Milner has shown these teeth to other paleontologists that specialize in Late Triassic-Early Jurassic reptiles and they agree that 4 of the 7 tooth shapes are new to science.
“Also from this site,” Milner said, “several well-preserved fossil fishes were found and hundreds of well-preserved plant fossils, mostly cycad leaves, although conifers—relatives of modern pine and fir trees—horsetail plants, and rare ferns were discovered.”
These plants represent the first identifiable plants ever found in the Kayenta Formation, he said, and along with the other fossils, help paleontologists reconstruct what life was like some 195 million years ago in the American Southwest during the early stages of the dinosaur record.
“Like the previous site,” Milner said, “this locality is now buried under several feet of road fill, but large amounts of important scientific information have been tediously gathered for scientific and educational purposes.”
The team also found a lot of cycads, which are a type of seeded plant typically characterized by a stout and woody trunk with a crown of large evergreen leaves that superficially resemble ferns. Cycads were very common during the Jurassic Period.
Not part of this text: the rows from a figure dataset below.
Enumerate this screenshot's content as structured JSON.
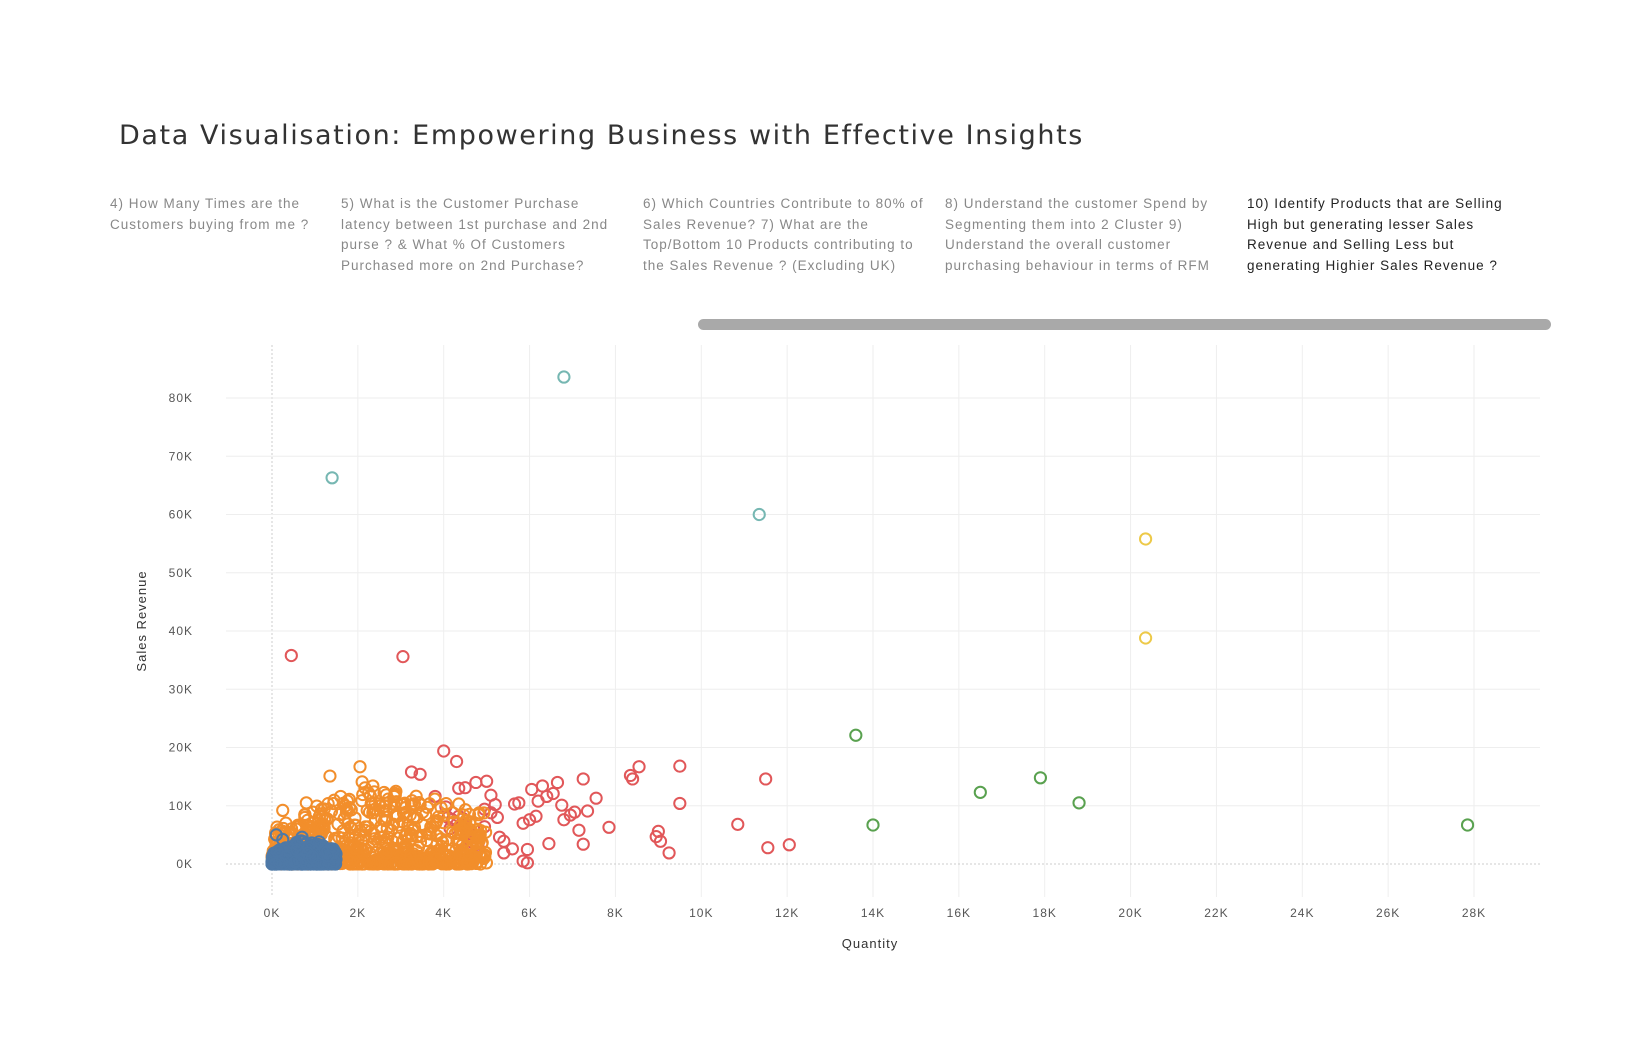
{
  "page": {
    "title": "Data Visualisation: Empowering Business with Effective Insights"
  },
  "tabs": [
    {
      "label": "4) How Many Times are the Customers buying from me ?",
      "active": false
    },
    {
      "label": "5) What is the Customer Purchase latency between 1st purchase and 2nd purse ? & What % Of Customers Purchased more on 2nd Purchase?",
      "active": false
    },
    {
      "label": "6) Which Countries Contribute to 80% of Sales Revenue?   7) What are the Top/Bottom 10 Products contributing to the Sales Revenue ? (Excluding UK)",
      "active": false
    },
    {
      "label": "8) Understand the customer Spend by Segmenting them into 2 Cluster   9) Understand the overall customer purchasing behaviour  in terms of RFM",
      "active": false
    },
    {
      "label": "10) Identify Products that are Selling High but generating lesser Sales Revenue and Selling Less but generating Highier Sales Revenue ?",
      "active": true
    }
  ],
  "chart_data": {
    "type": "scatter",
    "title": "",
    "xlabel": "Quantity",
    "ylabel": "Sales Revenue",
    "xlim": [
      0,
      29000
    ],
    "ylim": [
      -3000,
      87000
    ],
    "x_ticks": [
      0,
      2000,
      4000,
      6000,
      8000,
      10000,
      12000,
      14000,
      16000,
      18000,
      20000,
      22000,
      24000,
      26000,
      28000
    ],
    "x_tick_labels": [
      "0K",
      "2K",
      "4K",
      "6K",
      "8K",
      "10K",
      "12K",
      "14K",
      "16K",
      "18K",
      "20K",
      "22K",
      "24K",
      "26K",
      "28K"
    ],
    "y_ticks": [
      0,
      10000,
      20000,
      30000,
      40000,
      50000,
      60000,
      70000,
      80000
    ],
    "y_tick_labels": [
      "0K",
      "10K",
      "20K",
      "30K",
      "40K",
      "50K",
      "60K",
      "70K",
      "80K"
    ],
    "grid": true,
    "marker": "hollow-circle",
    "series": [
      {
        "color": "#76b7b2",
        "points": [
          [
            1400,
            66300
          ],
          [
            6800,
            83600
          ],
          [
            11350,
            60000
          ]
        ]
      },
      {
        "color": "#edc948",
        "points": [
          [
            20350,
            55800
          ],
          [
            20350,
            38800
          ]
        ]
      },
      {
        "color": "#59a14f",
        "points": [
          [
            13600,
            22100
          ],
          [
            14000,
            6700
          ],
          [
            16500,
            12300
          ],
          [
            17900,
            14800
          ],
          [
            18800,
            10500
          ],
          [
            27850,
            6700
          ]
        ]
      },
      {
        "color": "#e15759",
        "points": [
          [
            450,
            35800
          ],
          [
            3050,
            35600
          ],
          [
            4000,
            19400
          ],
          [
            4300,
            17600
          ],
          [
            3250,
            15800
          ],
          [
            3450,
            15400
          ],
          [
            4350,
            13000
          ],
          [
            4500,
            13100
          ],
          [
            4750,
            14000
          ],
          [
            5000,
            14200
          ],
          [
            5100,
            11800
          ],
          [
            5200,
            10200
          ],
          [
            4950,
            9400
          ],
          [
            5100,
            8800
          ],
          [
            5250,
            8000
          ],
          [
            4100,
            8000
          ],
          [
            4200,
            7600
          ],
          [
            4350,
            8200
          ],
          [
            4450,
            7800
          ],
          [
            4650,
            3800
          ],
          [
            4800,
            3400
          ],
          [
            4950,
            6400
          ],
          [
            5300,
            4600
          ],
          [
            5400,
            3900
          ],
          [
            5400,
            1900
          ],
          [
            5600,
            2600
          ],
          [
            5650,
            10300
          ],
          [
            5750,
            10500
          ],
          [
            5850,
            7000
          ],
          [
            6000,
            7600
          ],
          [
            6050,
            12800
          ],
          [
            6150,
            8200
          ],
          [
            6200,
            10800
          ],
          [
            6300,
            13400
          ],
          [
            6400,
            11600
          ],
          [
            6450,
            3500
          ],
          [
            6550,
            12100
          ],
          [
            6650,
            14000
          ],
          [
            6750,
            10100
          ],
          [
            6800,
            7600
          ],
          [
            6950,
            8400
          ],
          [
            7050,
            8900
          ],
          [
            7150,
            5800
          ],
          [
            7250,
            14600
          ],
          [
            7250,
            3400
          ],
          [
            7350,
            9100
          ],
          [
            7550,
            11300
          ],
          [
            7850,
            6300
          ],
          [
            8350,
            15200
          ],
          [
            8400,
            14600
          ],
          [
            8550,
            16700
          ],
          [
            8950,
            4700
          ],
          [
            9000,
            5600
          ],
          [
            9050,
            3900
          ],
          [
            9250,
            1900
          ],
          [
            9500,
            10400
          ],
          [
            9500,
            16800
          ],
          [
            5950,
            2500
          ],
          [
            5850,
            500
          ],
          [
            5950,
            200
          ],
          [
            10850,
            6800
          ],
          [
            11500,
            14600
          ],
          [
            11550,
            2800
          ],
          [
            12050,
            3300
          ],
          [
            3800,
            11600
          ],
          [
            4050,
            9800
          ],
          [
            4150,
            6100
          ],
          [
            4550,
            4400
          ],
          [
            4600,
            5200
          ]
        ]
      },
      {
        "color": "#f28e2b",
        "cluster": {
          "x": [
            0,
            5000
          ],
          "y": [
            0,
            17000
          ],
          "count": 700
        },
        "points": [
          [
            250,
            9200
          ],
          [
            800,
            10500
          ],
          [
            1350,
            15100
          ],
          [
            2050,
            16700
          ],
          [
            2100,
            14100
          ],
          [
            2250,
            12200
          ],
          [
            2350,
            13400
          ],
          [
            1600,
            11600
          ],
          [
            1800,
            11100
          ],
          [
            2900,
            10700
          ],
          [
            3300,
            10100
          ],
          [
            3450,
            10200
          ],
          [
            2600,
            9100
          ],
          [
            2350,
            8800
          ],
          [
            4200,
            5400
          ],
          [
            4600,
            1500
          ],
          [
            4950,
            1600
          ]
        ]
      },
      {
        "color": "#4e79a7",
        "cluster": {
          "x": [
            0,
            1500
          ],
          "y": [
            0,
            5000
          ],
          "count": 450
        },
        "points": [
          [
            100,
            5000
          ],
          [
            250,
            4200
          ],
          [
            700,
            4600
          ],
          [
            1100,
            3800
          ],
          [
            1300,
            2200
          ]
        ]
      }
    ]
  }
}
Preservation and cultural interests
A large part of this collection will be housed at the Natural History Museum of Utah and the St. George Dinosaur Discovery Site at Johnson Farm. Smaller collections will go to Dixie State University, Southern Utah University, and other museums across the United States including the Field Museum of Natural History in Chicago.
“The excavation of paleontological resources along the SPP route did not slow down or hinder construction efforts in any way,” Milner said. “Since construction crews were dealing with such a huge area to work with, in spring 2013, we spent three weeks excavating the plant locality while big machinery removed rock all the way around our crew.”
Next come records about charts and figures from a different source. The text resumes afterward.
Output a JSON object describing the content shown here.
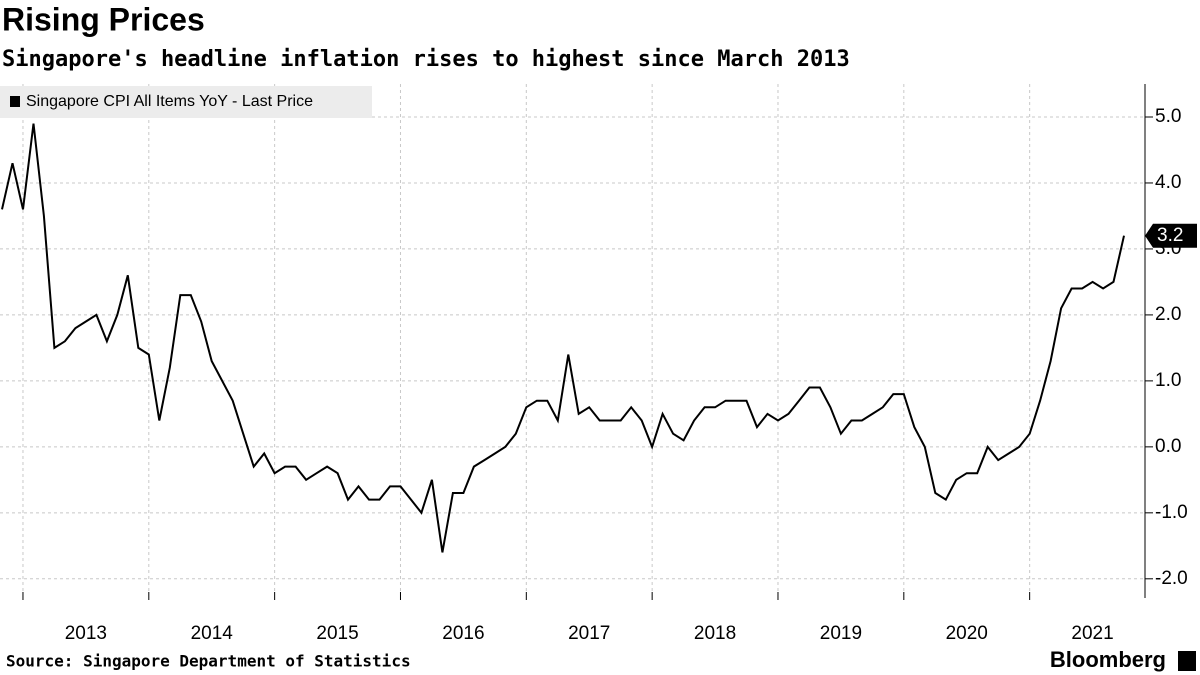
{
  "chart_data": {
    "type": "line",
    "title": "Rising Prices",
    "subtitle": "Singapore's headline inflation rises to highest since March 2013",
    "source": "Source: Singapore Department of Statistics",
    "brand": "Bloomberg",
    "x": [
      "2012-11",
      "2012-12",
      "2013-01",
      "2013-02",
      "2013-03",
      "2013-04",
      "2013-05",
      "2013-06",
      "2013-07",
      "2013-08",
      "2013-09",
      "2013-10",
      "2013-11",
      "2013-12",
      "2014-01",
      "2014-02",
      "2014-03",
      "2014-04",
      "2014-05",
      "2014-06",
      "2014-07",
      "2014-08",
      "2014-09",
      "2014-10",
      "2014-11",
      "2014-12",
      "2015-01",
      "2015-02",
      "2015-03",
      "2015-04",
      "2015-05",
      "2015-06",
      "2015-07",
      "2015-08",
      "2015-09",
      "2015-10",
      "2015-11",
      "2015-12",
      "2016-01",
      "2016-02",
      "2016-03",
      "2016-04",
      "2016-05",
      "2016-06",
      "2016-07",
      "2016-08",
      "2016-09",
      "2016-10",
      "2016-11",
      "2016-12",
      "2017-01",
      "2017-02",
      "2017-03",
      "2017-04",
      "2017-05",
      "2017-06",
      "2017-07",
      "2017-08",
      "2017-09",
      "2017-10",
      "2017-11",
      "2017-12",
      "2018-01",
      "2018-02",
      "2018-03",
      "2018-04",
      "2018-05",
      "2018-06",
      "2018-07",
      "2018-08",
      "2018-09",
      "2018-10",
      "2018-11",
      "2018-12",
      "2019-01",
      "2019-02",
      "2019-03",
      "2019-04",
      "2019-05",
      "2019-06",
      "2019-07",
      "2019-08",
      "2019-09",
      "2019-10",
      "2019-11",
      "2019-12",
      "2020-01",
      "2020-02",
      "2020-03",
      "2020-04",
      "2020-05",
      "2020-06",
      "2020-07",
      "2020-08",
      "2020-09",
      "2020-10",
      "2020-11",
      "2020-12",
      "2021-01",
      "2021-02",
      "2021-03",
      "2021-04",
      "2021-05",
      "2021-06",
      "2021-07",
      "2021-08",
      "2021-09",
      "2021-10"
    ],
    "series": [
      {
        "name": "Singapore CPI All Items YoY - Last Price",
        "color": "#000000",
        "values": [
          3.6,
          4.3,
          3.6,
          4.9,
          3.5,
          1.5,
          1.6,
          1.8,
          1.9,
          2.0,
          1.6,
          2.0,
          2.6,
          1.5,
          1.4,
          0.4,
          1.2,
          2.3,
          2.3,
          1.9,
          1.3,
          1.0,
          0.7,
          0.2,
          -0.3,
          -0.1,
          -0.4,
          -0.3,
          -0.3,
          -0.5,
          -0.4,
          -0.3,
          -0.4,
          -0.8,
          -0.6,
          -0.8,
          -0.8,
          -0.6,
          -0.6,
          -0.8,
          -1.0,
          -0.5,
          -1.6,
          -0.7,
          -0.7,
          -0.3,
          -0.2,
          -0.1,
          0.0,
          0.2,
          0.6,
          0.7,
          0.7,
          0.4,
          1.4,
          0.5,
          0.6,
          0.4,
          0.4,
          0.4,
          0.6,
          0.4,
          0.0,
          0.5,
          0.2,
          0.1,
          0.4,
          0.6,
          0.6,
          0.7,
          0.7,
          0.7,
          0.3,
          0.5,
          0.4,
          0.5,
          0.7,
          0.9,
          0.9,
          0.6,
          0.2,
          0.4,
          0.4,
          0.5,
          0.6,
          0.8,
          0.8,
          0.3,
          0.0,
          -0.7,
          -0.8,
          -0.5,
          -0.4,
          -0.4,
          0.0,
          -0.2,
          -0.1,
          0.0,
          0.2,
          0.7,
          1.3,
          2.1,
          2.4,
          2.4,
          2.5,
          2.4,
          2.5,
          3.2
        ]
      }
    ],
    "xlim": [
      "2012-11",
      "2021-12"
    ],
    "xticks": [
      2013,
      2014,
      2015,
      2016,
      2017,
      2018,
      2019,
      2020,
      2021
    ],
    "ylim": [
      -2.2,
      5.5
    ],
    "yticks": [
      {
        "value": -2,
        "label": "-2.0"
      },
      {
        "value": -1,
        "label": "-1.0"
      },
      {
        "value": 0,
        "label": "0.0"
      },
      {
        "value": 1,
        "label": "1.0"
      },
      {
        "value": 2,
        "label": "2.0"
      },
      {
        "value": 3,
        "label": "3.0"
      },
      {
        "value": 4,
        "label": "4.0"
      },
      {
        "value": 5,
        "label": "5.0"
      }
    ],
    "grid": true,
    "legend": "top-left"
  }
}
“Finally, UDOT helped us out by transporting four dump truck loads of rock to the SGDS so we could continue to process it for more reptile teeth and other vertebrate fossils,” Milner said. “Research on this locality will be going on for many years to come.”
What happened to the rest?
“Some things get lost,” Milner said of the Southern Parkway Project. “There’s so much rock out there you can’t look at everything. It’s not like an archeological site where you see stuff on the surface.”
Milner said they had a group of volunteers with a keen eye and that the majority of their findings are typically tracks.
While Milner said he is excited by these new discoveries, he also finds it frustrating.
“When I first started the SPP I wasn’t expecting to make such important discoveries,” Milner said.
“It started off as a small side project that grew into a monster,” he said. “Our preparation lab at the SGDS is not very big and only provides space for a few people working at one time. The lack of space at the SGDS is one of biggest problems and with all of the important fossils being found in southwestern Utah it’s not getting any easier.”
Milner said the Discovery site needs an additional building either on- or off-site from the SGDS for fossil preparation, collection storage and research/educational purposes and that many important fossils are still stored outdoors in wooden boxes which, he said, are degrading due to harsh desert conditions.
“They are safe in the ground,” Milner said, “but once excavated they’re exposed to the elements and quickly break down.”
“Our limited staff and army of volunteers work very hard to preserve them, but it’s a constant battle again the elements,” Milner said. “The SGDS has the world’s large and best-preserved collection of dinosaur swim tracks ever discovered that still hold tons of valuable information on early meat-eating dinosaur behavior, but without better protection these unique and valuable fossils will be lost forever.”
“The museum basically keeps itself running by admissions and gift shop sales,” Milner said. “We have very little in the way of funds to build on what we have although we are trying very hard.”